Gavin tomó mi rostro entre sus manos, obligándome a mirarlo. El calor de sus dedos se filtró en mi piel y se extendió por todo mi cuerpo, hasta la punta de los pies.
—No tienes que demostrarle nada a nadie para ser una buena Luna —murmuró—. Ya lo eres. Eres una mujer increíble y estoy muy orgulloso de ti.
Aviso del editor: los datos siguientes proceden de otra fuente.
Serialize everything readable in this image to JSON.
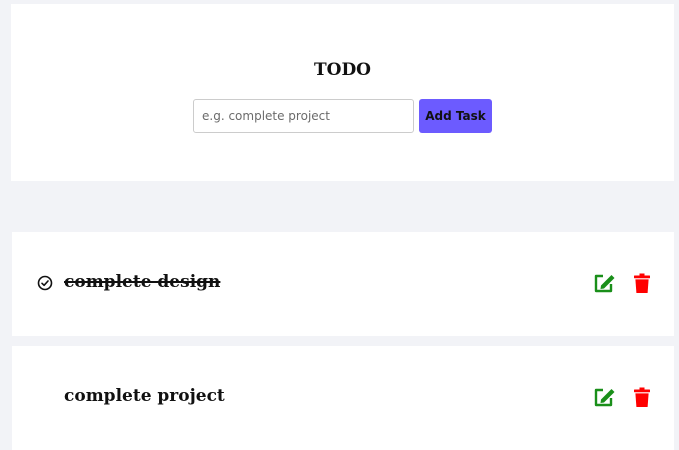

Yo hablaré con Olivia. No quiero que cargues con esto, déjamelo a mí.
—No —respondí enseguida—. Puedo manejarlo. De verdad, no es tan grave. Y necesito hacerlo, quiero demostrarme a mí misma que puedo hacerlo.
Me observó unos segundos más, como si buscara algo en mi expresión. Luego se inclinó y rozó mis labios con los suyos.
—Te amo —susurró.
—Yo también te amo.
Poco después, Eliza y Taylor regresaron con una pequeña bolsa. Ella me sonrió, luego se giró hacia su pareja para despedirse.
—Volveremos antes del amanecer —les informó Gavin—. Pero esto es importante.
Eliza asintió, comprensiva. —Lo imaginé, no me sacarías de casa a estas horas si no lo fuera.